Datapath disruption for NSX Bridge traffic on vmnic failback
book
Article ID: 367502
calendar_today
Updated On:
Products
VMware NSX
Issue/Introduction
All NSX versions.
Edge VM configured for bridging connected to either vDS portgroup or segment with MAC learning enabled.
When an ESX vmnic used by the Edge VM goes down, no disruption is observed on failover.
When the ESX vmnic comes back up, there is dataplane disruption for Bridge traffic.
Cause
This behaviour is observed when traffic is initiated from VLAN to overlay e.g. a ping from VM-A on VLAN to VM-B on overlay segment.
When the ESX vmnic goes down, the physical switch will clear its MAC table and flood the ping request.
On receiving the ping reply, the physical switch will update its MAC table.
And so for vmnic failover there is no disruption.
When the vmnic comes back up, the Edge VM interface may move back to this vmnic interface.
The ESX sends a RARP for learned MAC addresses but due to a software issue does not tag the packet with the VLAN ID.
The physical switch does not know the MAC address has moved and will continue to send traffic to the old vmnic.
Datapath connectivity will only be restored when traffic is received from VM-B and the switch updates its MAC table.
Note:
This issue is specific to a vDS portgroup or segment configured for MAC learning.

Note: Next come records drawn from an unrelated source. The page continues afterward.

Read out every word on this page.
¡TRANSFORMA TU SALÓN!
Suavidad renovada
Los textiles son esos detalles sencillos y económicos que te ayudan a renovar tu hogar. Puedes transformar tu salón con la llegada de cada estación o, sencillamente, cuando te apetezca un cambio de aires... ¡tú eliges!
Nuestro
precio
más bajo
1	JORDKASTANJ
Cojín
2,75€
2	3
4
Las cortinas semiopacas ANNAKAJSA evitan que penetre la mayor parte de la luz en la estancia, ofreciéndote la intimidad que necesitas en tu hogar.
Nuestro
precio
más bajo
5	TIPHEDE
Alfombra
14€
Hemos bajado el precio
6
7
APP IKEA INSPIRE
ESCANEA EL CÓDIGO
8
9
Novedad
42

If promiscuous mode is configured on the portgroup then disruption is expected as no RARP is sent during failback.
Resolution
This issue is resolved in NSX 4.1.1 .
Workarounds:
Have a keepalive always sending traffic from overlay to VLAN e.g. continuous ping. or
vMotion an Edge to another ESX host before bringing up the vmnic. or
Failover the Bridge to the standby Edge before bringing up the vmnic. or
On the vSphere Client, increase the timeout period before a vmnic is considered ready for use Configuration > Advanced Settings > Net > Net.teampolicyupdelay. This allows more time to consider workaround options above.